To connect to a MySQL database from your scripts, specify the following database hostname:

where dbN - by analogy with the name of the hosting server where your site is located (db1, db2, etc.) Using a value as the hostname of databases localhost , although it will work, is not entirely correct, and in addition, in this case, we cannot guarantee in the future that the connection to the database server with this value will work.

To easily and easily import a MySQL database dump the first time it should contain:

  • definitions of creating tables as CREATE TABLE IF NOT EXISTS ... or DROP TABLE IF EXISTS ... (this will save you the trouble of re-loading the dump );
  • indication of data encoding (usually at the very beginning of the dump) ;
  • the dump should not contain SQL commands for creating the database itself - this will lead to an error at the very beginning of the dump.

If you follow the above rules when creating a database dump (using phpMyAdmin, etc.), you can easily import the resulting dump.

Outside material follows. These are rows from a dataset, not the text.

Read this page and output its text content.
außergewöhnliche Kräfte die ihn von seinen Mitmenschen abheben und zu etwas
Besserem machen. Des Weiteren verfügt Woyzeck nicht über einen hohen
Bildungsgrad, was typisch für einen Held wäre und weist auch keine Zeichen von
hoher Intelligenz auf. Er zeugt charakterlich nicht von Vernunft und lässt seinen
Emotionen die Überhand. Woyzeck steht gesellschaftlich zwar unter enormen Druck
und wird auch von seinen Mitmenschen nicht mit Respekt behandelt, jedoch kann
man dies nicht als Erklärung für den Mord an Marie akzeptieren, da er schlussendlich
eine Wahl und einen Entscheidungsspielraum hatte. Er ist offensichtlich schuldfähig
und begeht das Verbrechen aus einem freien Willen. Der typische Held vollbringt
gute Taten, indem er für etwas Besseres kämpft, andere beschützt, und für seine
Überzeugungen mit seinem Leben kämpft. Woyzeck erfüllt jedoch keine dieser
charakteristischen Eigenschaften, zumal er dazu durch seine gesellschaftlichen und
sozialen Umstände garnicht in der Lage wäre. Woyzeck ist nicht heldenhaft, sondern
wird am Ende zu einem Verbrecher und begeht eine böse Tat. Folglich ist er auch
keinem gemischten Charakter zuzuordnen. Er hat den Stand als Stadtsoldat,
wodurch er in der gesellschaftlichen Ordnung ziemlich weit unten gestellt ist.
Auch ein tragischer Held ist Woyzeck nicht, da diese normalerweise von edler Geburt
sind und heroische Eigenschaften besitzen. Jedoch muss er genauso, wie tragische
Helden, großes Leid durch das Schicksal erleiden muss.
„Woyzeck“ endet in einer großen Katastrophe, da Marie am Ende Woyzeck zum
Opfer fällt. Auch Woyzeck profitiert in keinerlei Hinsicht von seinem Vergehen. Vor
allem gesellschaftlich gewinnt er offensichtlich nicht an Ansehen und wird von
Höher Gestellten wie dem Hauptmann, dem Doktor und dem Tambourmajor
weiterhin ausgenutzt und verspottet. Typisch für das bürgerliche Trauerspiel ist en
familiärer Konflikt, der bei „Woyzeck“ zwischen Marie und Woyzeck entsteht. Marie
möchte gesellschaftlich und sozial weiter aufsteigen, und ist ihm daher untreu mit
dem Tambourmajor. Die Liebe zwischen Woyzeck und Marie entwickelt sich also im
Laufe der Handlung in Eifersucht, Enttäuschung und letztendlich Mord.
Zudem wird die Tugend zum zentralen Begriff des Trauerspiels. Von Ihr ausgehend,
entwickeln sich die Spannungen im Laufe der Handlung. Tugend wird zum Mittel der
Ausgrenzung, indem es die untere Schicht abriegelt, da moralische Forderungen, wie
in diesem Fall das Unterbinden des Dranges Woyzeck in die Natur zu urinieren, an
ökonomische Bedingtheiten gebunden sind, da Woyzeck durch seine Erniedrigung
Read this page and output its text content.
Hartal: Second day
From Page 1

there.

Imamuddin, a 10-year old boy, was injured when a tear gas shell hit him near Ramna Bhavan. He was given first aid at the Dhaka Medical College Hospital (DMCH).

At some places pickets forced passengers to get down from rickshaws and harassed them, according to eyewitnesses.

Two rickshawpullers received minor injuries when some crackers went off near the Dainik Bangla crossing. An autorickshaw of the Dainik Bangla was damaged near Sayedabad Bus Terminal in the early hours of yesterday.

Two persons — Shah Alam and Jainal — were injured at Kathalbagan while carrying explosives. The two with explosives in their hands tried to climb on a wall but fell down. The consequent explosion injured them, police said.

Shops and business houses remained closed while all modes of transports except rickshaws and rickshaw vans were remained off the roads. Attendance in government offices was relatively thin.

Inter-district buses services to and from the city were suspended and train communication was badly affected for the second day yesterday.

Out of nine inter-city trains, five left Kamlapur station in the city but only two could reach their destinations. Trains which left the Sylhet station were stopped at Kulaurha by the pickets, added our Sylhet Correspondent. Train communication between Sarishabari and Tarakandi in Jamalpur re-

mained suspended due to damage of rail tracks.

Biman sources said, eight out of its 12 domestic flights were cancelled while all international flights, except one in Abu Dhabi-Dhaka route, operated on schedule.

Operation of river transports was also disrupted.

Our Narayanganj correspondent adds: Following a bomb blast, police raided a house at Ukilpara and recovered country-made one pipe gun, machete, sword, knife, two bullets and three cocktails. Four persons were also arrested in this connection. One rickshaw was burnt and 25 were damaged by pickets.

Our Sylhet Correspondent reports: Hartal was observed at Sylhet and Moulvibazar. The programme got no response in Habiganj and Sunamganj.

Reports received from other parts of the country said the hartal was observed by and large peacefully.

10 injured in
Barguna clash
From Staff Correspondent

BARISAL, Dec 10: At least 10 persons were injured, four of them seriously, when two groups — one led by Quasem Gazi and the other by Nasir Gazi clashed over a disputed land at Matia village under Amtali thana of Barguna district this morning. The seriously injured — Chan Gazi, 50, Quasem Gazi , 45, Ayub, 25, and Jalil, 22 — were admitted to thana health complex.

Databases are backed up once a day (at night). If you need a backup copy (SQL dump of the database), then contact support , specifying the exact date for which you need this dump. If you need to completely restore the database, we can do it. If there are separate tables, then we will only provide you zipped SQL dump (we will place it in your home directory) - you will have to parse it yourself. Without specifying the date, we will not fulfill the request for restoration. The number of backups themselves is not clearly limited - usually there are about 7 of them.

Not. For security and reliability reasons, we have disabled access to the database from outside. There is access from your site scripts and phpMyAdmin.